Urethral symptoms and vaginal discharge may appear after a short incubation (2–7 days following exposure), but in women cervicitis may remain without symptoms. Once a diagnosis is made, uncomplicated gonorrhoea is usually cured by a single dose of a suitable antibiotic. Partner notification and treatment is essential to curtail transmission.
Gonorrhoea is a sexually transmitted infection caused by bacteria called Gonococci that can only live inside the human body.

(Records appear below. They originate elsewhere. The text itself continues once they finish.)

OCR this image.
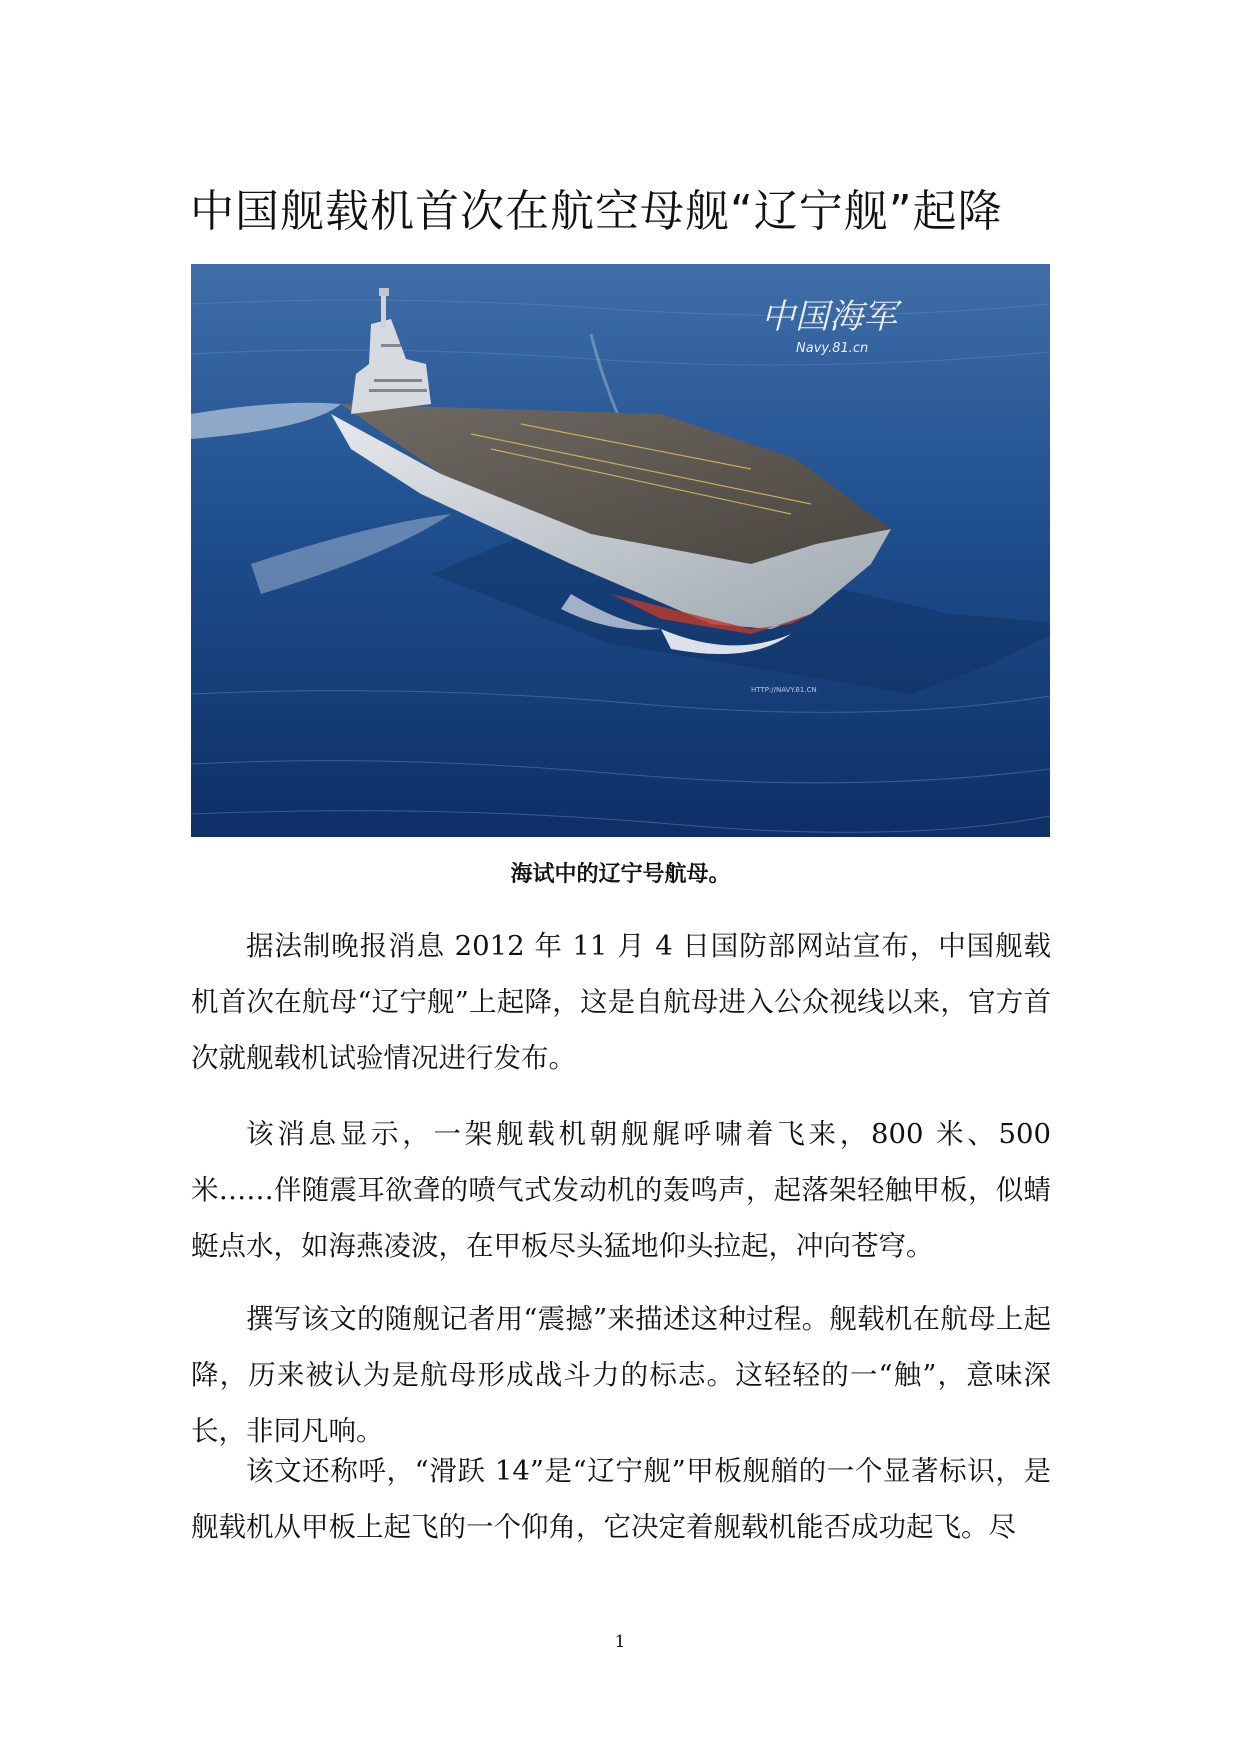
中国舰载机首次在航空母舰“辽宁舰”起降
中国海军
Navy.81.cn
HTTP://NAVY.81.CN
海试中的辽宁号航母。

据法制晚报消息 2012 年 11 月 4 日国防部网站宣布，中国舰载机首次在航母“辽宁舰”上起降，这是自航母进入公众视线以来，官方首次就舰载机试验情况进行发布。

该消息显示，一架舰载机朝舰艉呼啸着飞来，800 米、500 米……伴随震耳欲聋的喷气式发动机的轰鸣声，起落架轻触甲板，似蜻蜓点水，如海燕凌波，在甲板尽头猛地仰头拉起，冲向苍穹。

撰写该文的随舰记者用“震撼”来描述这种过程。舰载机在航母上起降，历来被认为是航母形成战斗力的标志。这轻轻的一“触”，意味深长，非同凡响。

该文还称呼，“滑跃 14”是“辽宁舰”甲板舰艏的一个显著标识，是舰载机从甲板上起飞的一个仰角，它决定着舰载机能否成功起飞。尽

1
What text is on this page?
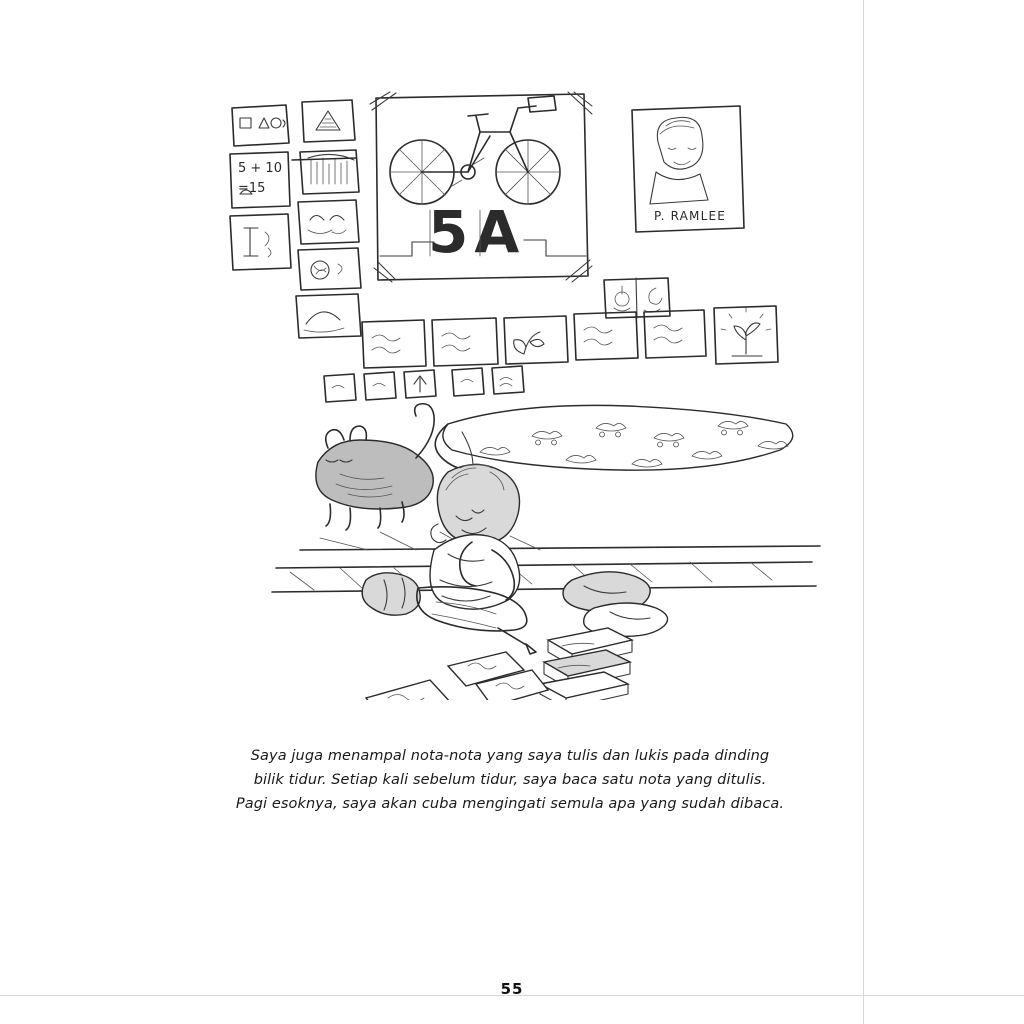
5 + 10
=15
5A	P. RAMLEE

Saya juga menampal nota-nota yang saya tulis dan lukis pada dinding

bilik tidur. Setiap kali sebelum tidur, saya baca satu nota yang ditulis.

Pagi esoknya, saya akan cuba mengingati semula apa yang sudah dibaca.

55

Women may experience a yellow or bloody discharge and find urination painful. However, many women with gonorrhoea will have no or mild symptoms. Men may experience a burning sensation when urinating and a pus-like discharge from the penis.
It may take anywhere from three to 14 days after sexual contact with an infected person to develop symptoms. However, some infected people may not develop any symptoms but can still transmit the infection to sexual partners. Untreated cases may remain infectious from six months to more than one year.
If left untreated, women can develop pelvic inflammatory disease (PID) as the infection spreads further in the upper genital tract. PID may cause pelvic pain, discharges and bleeding but may also be without specific symptoms. If the infection goes untreated, it can spread further in to the fallopian tubes and lead to ectopic pregnancy or infertility. The infection can then spread even further and affect the abdomen and liver.
Ways to catch gonorrhoea
Gonorrhoea is transmitted through sexual contact including sex without using a condom, vaginal intercourse, anal and oral sex. During sexual intercourse, gonorrhoea is more likely to be transmitted from men to women than from women to men. The infection can also be transmitted from mother-to-child during childbirth.
People most at risk
Those who have had gonorrhoea infection in the past may be re-infected in the future. People particularly at risk include those who have multiple sexual partners and concurrent partnerships; people who don’t use condoms; people whose partners are infected or who have partners with risky sexual behaviour; young people, particularly those under the age of 25; men who have sex with men (MSM); people with a history of sexually transmitted infections (STIs) or who are HIV positive and; commercial sex workers.
Samples from the genital area of an infected person are examined under a microscope and laboratory tests are carried out to diagnose gonorrhoea. However, because many women with gonorrhoea do not have any symptoms, it can lead to a delay in being
diagnosed and getting treatment which, in turn, can lead to complications.
Gonorrhoea is caused by bacteria and therefore can be treated with antibiotics. Anyone infected with gonorrhoea should be treated immediately to reduce the chance of spreading the infection further and getting complications. Ideally, all of a patient’s recent sexual partners should also be treated immediately.
How to avoid getting gonorrhoea
Using a condom and avoiding risky sexual behaviours, like having lots of partners, can protect against getting STIs, including gonorrhoea.
Note: The information contained in this factsheet is intended for the purpose of general information and should not be used as a substitute for the individual expertise and judgement of healthcare professionals.